E si capisce bene non appena risuonano le parole di Dostoevskij su quell’altro amore, che solo gli interessa: assenza di possesso e di potere, gratuità assoluta, desiderio puro del bene dell’altro. Qualcosa che non isola ma che, al contrario, vuole abbracciare tutti. I ragazzi sembrano rimanere senza parole, ma dopo poco partono le domande. Un ragazzo corre in biblioteca il pomeriggio stesso per un improvviso desiderio di studiare; un altro provoca Cristina (con toni accesi, quasi di “rimprovero”) dicendole: «Prof! Perché ci tenete nascosti questi studiosi?». Negli insegnanti con cui ci troviamo a pranzo, invece, si percepisce come un’inquietudine. «Io da vent’anni insegno usando il metodo oggettivo positivista, perché mi fa paura entrare in qualcosa senza sapere dove si va a parare», confessa una collega di Cristina. E un’altra: «È affascinante l’idea dell’altro amore di Dostoevskij ma, chiaramente, si tratta di un amore ideale, cioè di qualcosa che è impossibile che si realizzi nella vita». E nessuna provocazione è lasciata cadere: è tutto troppo serio e vitale, come lo era per Dostoevskij, per cui quell’altro amore era il fulcro reale di tutta la sua vita di uomo e di artista. Così, quasi di colpo, si insinua di nuovo nei cuori l'ipotesi di un Dio che si fa uomo, dentro «una profonda esperienza di studio e amicizia», dirà qualche giorno dopo la “signora positivista”.

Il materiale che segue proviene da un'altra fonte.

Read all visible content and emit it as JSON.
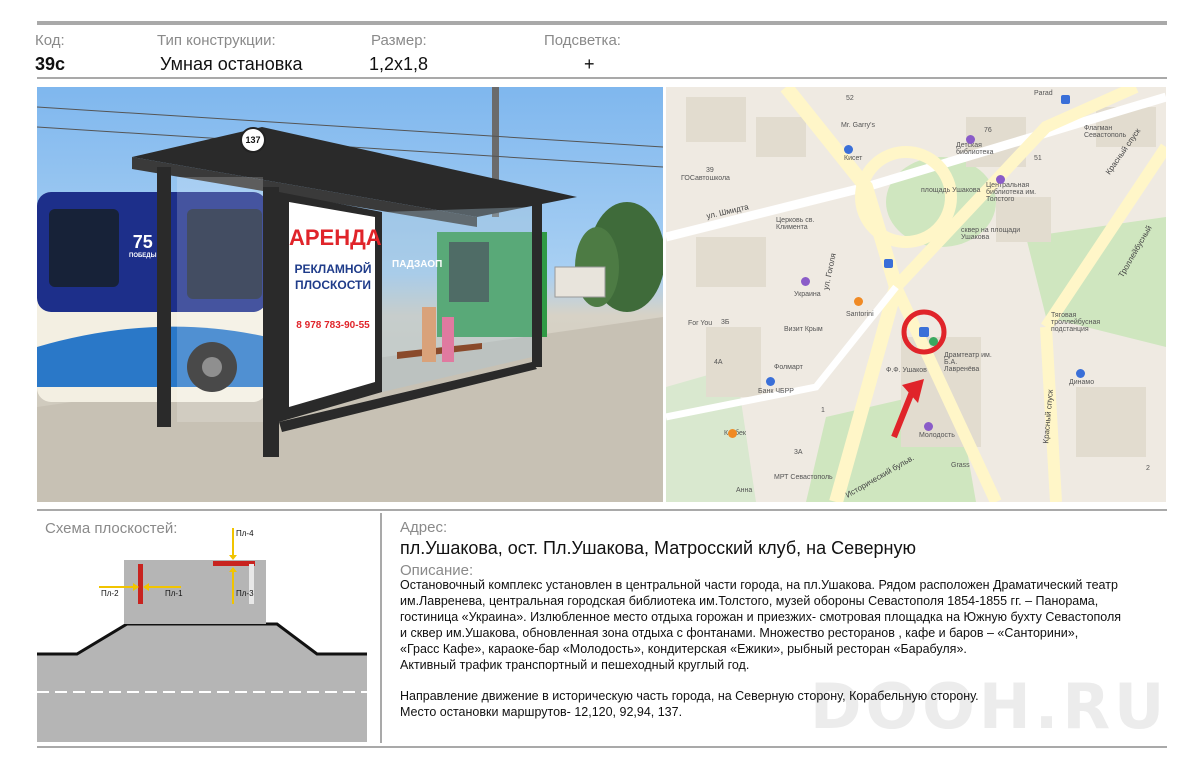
{
  "header": {
    "code_label": "Код:",
    "type_label": "Тип конструкции:",
    "size_label": "Размер:",
    "light_label": "Подсветка:",
    "code_value": "39с",
    "type_value": "Умная остановка",
    "size_value": "1,2х1,8",
    "light_value": "+"
  },
  "photo": {
    "stop_number": "137",
    "ad_title": "АРЕНДА",
    "ad_line1": "РЕКЛАМНОЙ",
    "ad_line2": "ПЛОСКОСТИ",
    "ad_phone": "8 978 783-90-55",
    "bus_badge": "75",
    "bus_badge_sub": "ПОБЕДЫ",
    "bus_name": "ПАДЗАОП",
    "colors": {
      "ad_red": "#e0242a",
      "ad_blue": "#1f3c8a",
      "shelter": "#2a2a2a"
    }
  },
  "map": {
    "labels": {
      "schmidta": "ул. Шмидта",
      "gogolya": "ул. Гоголя",
      "krasny1": "Красный спуск",
      "krasny2": "Красный спуск",
      "trolley": "Троллейбусный",
      "istorich": "Исторический бульв.",
      "ploshad": "площадь Ушакова",
      "skver": "сквер на площади Ушакова",
      "biblio": "Центральная библиотека им. Толстого",
      "detsk": "Детская библиотека",
      "flagman": "Флагман Севастополь",
      "tyag": "Тяговая троллейбусная подстанция",
      "dramteatr": "Драмтеатр им. Б.А. Лавренёва",
      "ushakov": "Ф.Ф. Ушаков",
      "molodost": "Молодость",
      "grass": "Grass",
      "dinamo": "Динамо",
      "mrgarry": "Mr. Garry's",
      "kiset": "Кисет",
      "gossvyaz": "ГОСавтошкола",
      "church": "Церковь св. Климента",
      "ukraina": "Украина",
      "santorini": "Santorini",
      "vizit": "Визит Крым",
      "foryou": "For You",
      "folmart": "Фолмарт",
      "bank": "Банк ЧБРР",
      "kazbek": "Казбек",
      "mrt": "МРТ Севастополь",
      "anna": "Анна",
      "parad": "Parad",
      "n52": "52",
      "n76": "76",
      "n51": "51",
      "n39": "39",
      "n3b": "3Б",
      "n4a": "4А",
      "n1": "1",
      "n3a": "3А",
      "n2": "2"
    },
    "colors": {
      "marker": "#e0242a",
      "poi_blue": "#3a6fd8",
      "poi_orange": "#f08a24",
      "poi_purple": "#8a5cc8",
      "poi_green": "#3aa860",
      "park": "#cfe6bf",
      "road": "#fff6c8"
    }
  },
  "schema": {
    "title": "Схема плоскостей:",
    "pl1": "Пл-1",
    "pl2": "Пл-2",
    "pl3": "Пл-3",
    "pl4": "Пл-4"
  },
  "address": {
    "label": "Адрес:",
    "value": "пл.Ушакова, ост. Пл.Ушакова, Матросский клуб, на Северную"
  },
  "description": {
    "label": "Описание:",
    "l1": "Остановочный комплекс  установлен в центральной части  города, на пл.Ушакова. Рядом расположен Драматический театр",
    "l2": "им.Лавренева,  центральная городская библиотека им.Толстого, музей обороны Севастополя 1854-1855 гг. – Панорама,",
    "l3": "гостиница «Украина». Излюбленное место отдыха горожан и приезжих- смотровая площадка на Южную бухту Севастополя",
    "l4": "и сквер им.Ушакова, обновленная зона отдыха с фонтанами. Множество ресторанов , кафе и баров – «Санторини»,",
    "l5": "«Грасс Кафе», караоке-бар «Молодость», кондитерская «Ежики»,  рыбный ресторан «Барабуля».",
    "l6": "Активный трафик транспортный и пешеходный круглый год.",
    "l7": "Направление движение в историческую часть города, на Северную сторону, Корабельную сторону.",
    "l8": "Место остановки маршрутов- 12,120, 92,94, 137."
  },
  "watermark": "DOOH.RU"
}
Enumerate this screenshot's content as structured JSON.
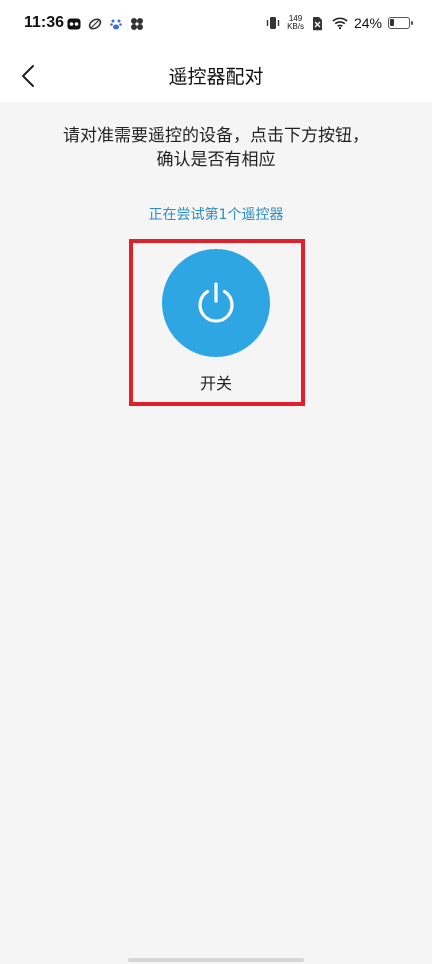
{
  "status_bar": {
    "time": "11:36",
    "net_speed_value": "149",
    "net_speed_unit": "KB/s",
    "battery_percent": "24%",
    "battery_level": 0.24
  },
  "header": {
    "title": "遥控器配对"
  },
  "main": {
    "instruction_line1": "请对准需要遥控的设备，点击下方按钮，",
    "instruction_line2": "确认是否有相应",
    "attempt_text": "正在尝试第1个遥控器",
    "power_button_label": "开关",
    "accent_color": "#2ea6e4",
    "highlight_color": "#e0202b"
  }
}
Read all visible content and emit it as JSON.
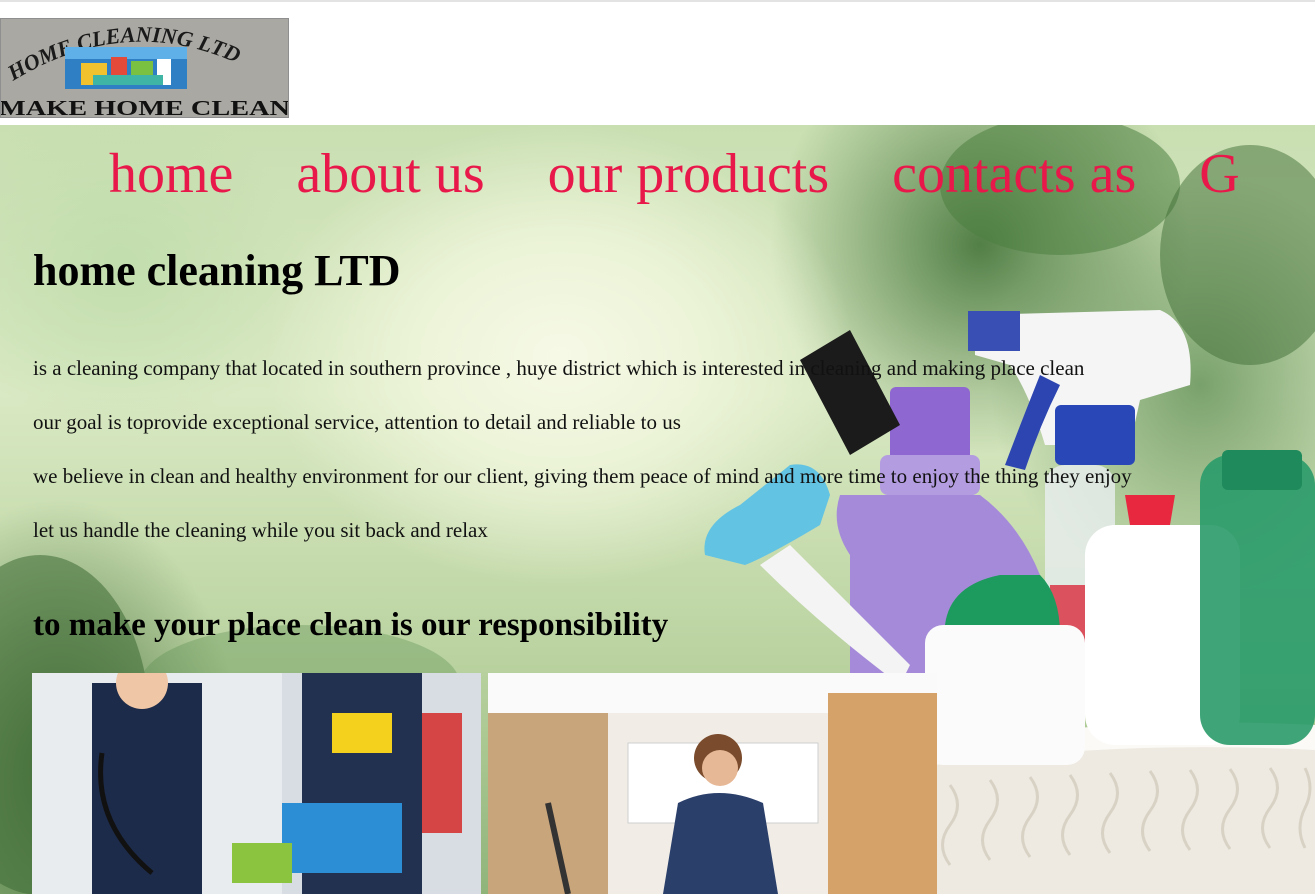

C’era sempre una sproporzione evidente, che era come un pungolo costante, un invito a guardare: tra il relatore e i destinatari delle sue parole, le forze di chi ha proposto l’incontro e il pubblico accorso, la semplicità di quanto accadeva e la sua potenza. Perché una grande studiosa è felice di abbassarsi a dialogare con dei ragazzini? Perché degli insegnanti, già normalmente subissati di lavoro, si sono fatti in quattro per mettere in piedi anche questa nuova attività? Perché una ragazza moldava si è scontrata con i meccanismi delle istituzioni universitarie fino a riuscire a organizzare lei, matricola, una lectio magistralis di una studiosa dell’Accademia delle Scienze russe, prendendo su di sé ogni responsabilità, compresa quella di introdurre l’incontro? Che natura ha questa sproporzione assoluta che spacca ogni schema?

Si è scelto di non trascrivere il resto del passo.